Going down history, he said: “In the 1700s when slave trade was on, Igbo slaves were in demand in the state of Virginia, US where they plant tobacco because tobacco requires you to have extensive patience and capacity. The Igbos had this ability because of the yam farming. Yam is the only produce we have that if you steal from the ground is an abomination. It is the only crop that titled men will not eat until the community has given sacrifice to the gods to thank them for the season to do the formal cutting of the yam before a titled man can eat it.
“There are so many ceremonies associated with the yam but the most important is that it was a measure of a man’s wealth, of how the gods view him and he views them. Yam is a significant part of the Ibo economy, politics, hard work and expansion because the yams made us go beyond the frontiers of our land in search of fertile land,” he said.
On account of the hotel organising the event, he said: “We cut this yam as a sign of Hilton’s economic sustainability, durability that despite the season of famine that has come upon Nigeria like it did for Okonkwo in ‘Things Fall Apart’ cutting this yam will open up the business of the Hilton Hotel and all those who work in it.”
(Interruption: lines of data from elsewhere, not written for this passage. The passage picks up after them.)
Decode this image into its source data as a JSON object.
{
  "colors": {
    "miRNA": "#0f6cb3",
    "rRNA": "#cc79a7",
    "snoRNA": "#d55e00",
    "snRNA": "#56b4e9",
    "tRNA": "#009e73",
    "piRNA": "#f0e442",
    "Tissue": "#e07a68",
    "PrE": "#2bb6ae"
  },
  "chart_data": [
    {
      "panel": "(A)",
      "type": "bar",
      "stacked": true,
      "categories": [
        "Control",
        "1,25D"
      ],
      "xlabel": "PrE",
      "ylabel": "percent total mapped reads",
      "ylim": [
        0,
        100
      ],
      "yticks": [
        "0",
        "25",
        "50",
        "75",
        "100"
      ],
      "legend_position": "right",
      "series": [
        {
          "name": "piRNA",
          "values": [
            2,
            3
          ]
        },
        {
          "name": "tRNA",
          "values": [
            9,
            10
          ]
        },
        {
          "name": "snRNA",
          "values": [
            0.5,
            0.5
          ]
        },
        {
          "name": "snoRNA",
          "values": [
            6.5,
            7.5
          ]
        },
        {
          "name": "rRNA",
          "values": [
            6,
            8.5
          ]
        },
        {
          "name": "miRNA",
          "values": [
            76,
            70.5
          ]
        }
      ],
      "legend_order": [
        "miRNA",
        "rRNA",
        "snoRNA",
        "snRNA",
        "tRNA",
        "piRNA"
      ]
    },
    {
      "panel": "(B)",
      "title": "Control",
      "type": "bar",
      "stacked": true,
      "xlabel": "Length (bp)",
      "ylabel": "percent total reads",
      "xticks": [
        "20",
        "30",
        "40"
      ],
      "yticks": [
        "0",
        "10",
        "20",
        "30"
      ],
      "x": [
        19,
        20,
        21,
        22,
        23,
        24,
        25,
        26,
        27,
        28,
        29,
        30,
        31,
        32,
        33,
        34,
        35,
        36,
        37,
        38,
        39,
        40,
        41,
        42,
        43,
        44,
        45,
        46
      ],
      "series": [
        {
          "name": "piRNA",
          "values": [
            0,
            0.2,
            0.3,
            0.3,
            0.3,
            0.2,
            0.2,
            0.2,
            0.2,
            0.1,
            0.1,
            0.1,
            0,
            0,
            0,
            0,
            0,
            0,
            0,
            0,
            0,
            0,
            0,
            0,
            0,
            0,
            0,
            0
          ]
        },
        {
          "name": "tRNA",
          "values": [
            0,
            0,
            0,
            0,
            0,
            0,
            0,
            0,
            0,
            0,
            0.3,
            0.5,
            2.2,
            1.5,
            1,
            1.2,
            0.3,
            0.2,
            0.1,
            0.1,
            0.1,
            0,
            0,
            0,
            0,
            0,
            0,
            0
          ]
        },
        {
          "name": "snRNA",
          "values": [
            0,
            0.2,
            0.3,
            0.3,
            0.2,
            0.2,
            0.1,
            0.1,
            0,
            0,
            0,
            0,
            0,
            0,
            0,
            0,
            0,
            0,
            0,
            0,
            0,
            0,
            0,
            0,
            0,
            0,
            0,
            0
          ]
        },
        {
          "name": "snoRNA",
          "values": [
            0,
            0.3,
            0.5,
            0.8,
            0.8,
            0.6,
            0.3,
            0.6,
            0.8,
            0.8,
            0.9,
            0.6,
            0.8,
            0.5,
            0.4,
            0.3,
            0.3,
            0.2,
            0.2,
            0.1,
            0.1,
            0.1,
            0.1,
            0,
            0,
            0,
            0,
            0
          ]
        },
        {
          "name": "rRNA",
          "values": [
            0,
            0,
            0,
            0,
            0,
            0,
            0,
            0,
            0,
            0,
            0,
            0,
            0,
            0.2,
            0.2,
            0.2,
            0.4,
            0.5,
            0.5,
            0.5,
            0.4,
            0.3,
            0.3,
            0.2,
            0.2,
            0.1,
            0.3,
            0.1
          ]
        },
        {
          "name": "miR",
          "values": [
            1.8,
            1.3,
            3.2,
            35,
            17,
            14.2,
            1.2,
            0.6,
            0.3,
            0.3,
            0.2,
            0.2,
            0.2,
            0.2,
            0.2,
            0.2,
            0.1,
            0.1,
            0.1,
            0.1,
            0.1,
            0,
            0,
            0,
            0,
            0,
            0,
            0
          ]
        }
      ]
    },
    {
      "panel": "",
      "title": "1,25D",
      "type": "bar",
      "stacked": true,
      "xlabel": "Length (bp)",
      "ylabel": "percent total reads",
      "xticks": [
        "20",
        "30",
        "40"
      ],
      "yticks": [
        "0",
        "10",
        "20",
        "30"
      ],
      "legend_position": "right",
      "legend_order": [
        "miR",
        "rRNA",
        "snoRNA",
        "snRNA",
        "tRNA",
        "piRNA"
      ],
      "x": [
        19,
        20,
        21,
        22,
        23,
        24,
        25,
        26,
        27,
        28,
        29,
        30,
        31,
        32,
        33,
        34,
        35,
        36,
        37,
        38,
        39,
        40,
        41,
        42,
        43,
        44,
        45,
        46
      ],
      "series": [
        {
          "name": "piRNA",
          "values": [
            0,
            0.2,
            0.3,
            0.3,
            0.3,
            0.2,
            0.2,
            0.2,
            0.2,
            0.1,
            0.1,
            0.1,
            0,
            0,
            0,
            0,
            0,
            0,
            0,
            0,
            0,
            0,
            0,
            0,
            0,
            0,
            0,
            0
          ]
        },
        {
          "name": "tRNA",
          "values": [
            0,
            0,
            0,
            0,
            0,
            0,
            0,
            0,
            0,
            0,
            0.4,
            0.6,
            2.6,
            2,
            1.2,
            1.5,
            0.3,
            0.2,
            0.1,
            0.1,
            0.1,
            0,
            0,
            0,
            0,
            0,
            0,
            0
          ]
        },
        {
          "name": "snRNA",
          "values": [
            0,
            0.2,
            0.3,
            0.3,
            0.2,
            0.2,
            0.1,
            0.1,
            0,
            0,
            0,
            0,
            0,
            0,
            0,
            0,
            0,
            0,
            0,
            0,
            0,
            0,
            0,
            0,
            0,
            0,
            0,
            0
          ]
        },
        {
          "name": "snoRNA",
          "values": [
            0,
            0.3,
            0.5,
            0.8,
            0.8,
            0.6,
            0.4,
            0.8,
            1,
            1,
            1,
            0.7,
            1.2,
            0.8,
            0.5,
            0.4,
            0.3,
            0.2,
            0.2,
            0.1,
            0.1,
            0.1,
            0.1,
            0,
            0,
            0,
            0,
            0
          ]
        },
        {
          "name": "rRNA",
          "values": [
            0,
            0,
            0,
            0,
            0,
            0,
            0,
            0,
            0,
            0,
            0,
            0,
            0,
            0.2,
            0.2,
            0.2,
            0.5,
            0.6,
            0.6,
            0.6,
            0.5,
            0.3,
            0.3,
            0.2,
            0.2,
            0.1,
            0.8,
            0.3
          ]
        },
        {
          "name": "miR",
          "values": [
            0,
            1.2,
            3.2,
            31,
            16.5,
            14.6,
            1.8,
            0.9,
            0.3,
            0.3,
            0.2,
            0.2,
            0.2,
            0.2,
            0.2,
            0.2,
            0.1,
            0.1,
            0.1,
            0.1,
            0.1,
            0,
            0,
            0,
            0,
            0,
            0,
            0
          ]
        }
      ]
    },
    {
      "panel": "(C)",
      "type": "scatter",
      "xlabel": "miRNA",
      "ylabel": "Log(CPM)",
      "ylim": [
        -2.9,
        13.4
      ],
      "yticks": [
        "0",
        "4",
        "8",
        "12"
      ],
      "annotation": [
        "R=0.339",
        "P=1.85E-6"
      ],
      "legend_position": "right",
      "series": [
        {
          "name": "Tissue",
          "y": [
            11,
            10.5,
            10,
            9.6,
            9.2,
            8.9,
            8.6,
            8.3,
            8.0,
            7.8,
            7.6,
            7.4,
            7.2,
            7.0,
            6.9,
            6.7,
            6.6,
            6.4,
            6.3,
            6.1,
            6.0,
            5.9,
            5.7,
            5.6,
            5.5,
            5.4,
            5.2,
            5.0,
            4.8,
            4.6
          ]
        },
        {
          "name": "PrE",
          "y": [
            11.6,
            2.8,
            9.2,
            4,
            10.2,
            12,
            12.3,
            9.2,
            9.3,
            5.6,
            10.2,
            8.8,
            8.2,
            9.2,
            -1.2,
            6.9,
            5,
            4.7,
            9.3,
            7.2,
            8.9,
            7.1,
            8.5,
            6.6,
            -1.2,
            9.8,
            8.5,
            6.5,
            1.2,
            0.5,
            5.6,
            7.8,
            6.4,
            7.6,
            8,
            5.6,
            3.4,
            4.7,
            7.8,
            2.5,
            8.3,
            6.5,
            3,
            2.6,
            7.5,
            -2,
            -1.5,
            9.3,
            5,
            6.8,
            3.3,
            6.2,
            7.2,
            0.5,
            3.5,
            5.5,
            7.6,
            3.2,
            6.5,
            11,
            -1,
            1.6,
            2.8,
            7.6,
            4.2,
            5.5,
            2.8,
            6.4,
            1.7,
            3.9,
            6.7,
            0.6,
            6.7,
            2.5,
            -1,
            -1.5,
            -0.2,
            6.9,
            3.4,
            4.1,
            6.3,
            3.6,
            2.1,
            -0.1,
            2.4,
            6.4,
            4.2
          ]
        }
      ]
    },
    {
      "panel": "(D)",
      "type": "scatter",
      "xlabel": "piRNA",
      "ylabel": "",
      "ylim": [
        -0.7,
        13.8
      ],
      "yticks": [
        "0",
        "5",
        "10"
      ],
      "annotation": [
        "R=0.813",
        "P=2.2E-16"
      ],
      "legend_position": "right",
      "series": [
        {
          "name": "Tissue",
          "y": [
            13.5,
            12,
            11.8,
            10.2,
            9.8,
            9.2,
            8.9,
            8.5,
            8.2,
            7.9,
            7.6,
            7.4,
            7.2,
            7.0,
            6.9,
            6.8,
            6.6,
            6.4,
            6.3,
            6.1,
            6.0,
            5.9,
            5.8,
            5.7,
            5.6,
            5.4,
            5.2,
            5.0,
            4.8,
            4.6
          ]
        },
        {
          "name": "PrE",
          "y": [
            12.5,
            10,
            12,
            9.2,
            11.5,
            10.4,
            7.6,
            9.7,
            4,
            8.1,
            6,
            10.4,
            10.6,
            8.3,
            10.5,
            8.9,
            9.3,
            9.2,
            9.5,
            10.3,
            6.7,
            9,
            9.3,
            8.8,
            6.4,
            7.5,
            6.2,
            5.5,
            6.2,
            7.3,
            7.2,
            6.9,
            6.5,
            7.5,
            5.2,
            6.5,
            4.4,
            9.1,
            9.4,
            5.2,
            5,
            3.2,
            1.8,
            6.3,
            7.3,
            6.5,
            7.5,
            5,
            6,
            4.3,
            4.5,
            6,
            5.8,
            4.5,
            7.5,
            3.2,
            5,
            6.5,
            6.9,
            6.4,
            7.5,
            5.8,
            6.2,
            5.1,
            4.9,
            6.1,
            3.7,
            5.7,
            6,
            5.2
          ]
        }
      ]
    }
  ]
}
Hilton’s Public Relations Manager, Mr. Shola Adeyemo, said the event was an effort by the hotel to blend Nigeria cuisine with its culture.
Adeyemo said: “If you look at great civilisations of the world, whether French, Roman, Chinese, Indian you would see that their culture and food are closely interwoven. And so, Nigeria as a great civilisation, we believe that the culture of Nigeria and the cuisine, we’ve got to celebrate it. Yam is one crop that is so important within the cultural and culinary culture of Nigeria and this is why we felt that it is time to celebrate that cultural cuisine which is yam, in Nigeria. As a proudly Nigerian organisation we have a responsibility to promote Nigerian culture and that is why we felt the need to celebrate the new Yam Festival.
“The festival coincides with the celebration in most of the Ibo regions that is why we brought some life size tubers of yam from there to celebrate with.”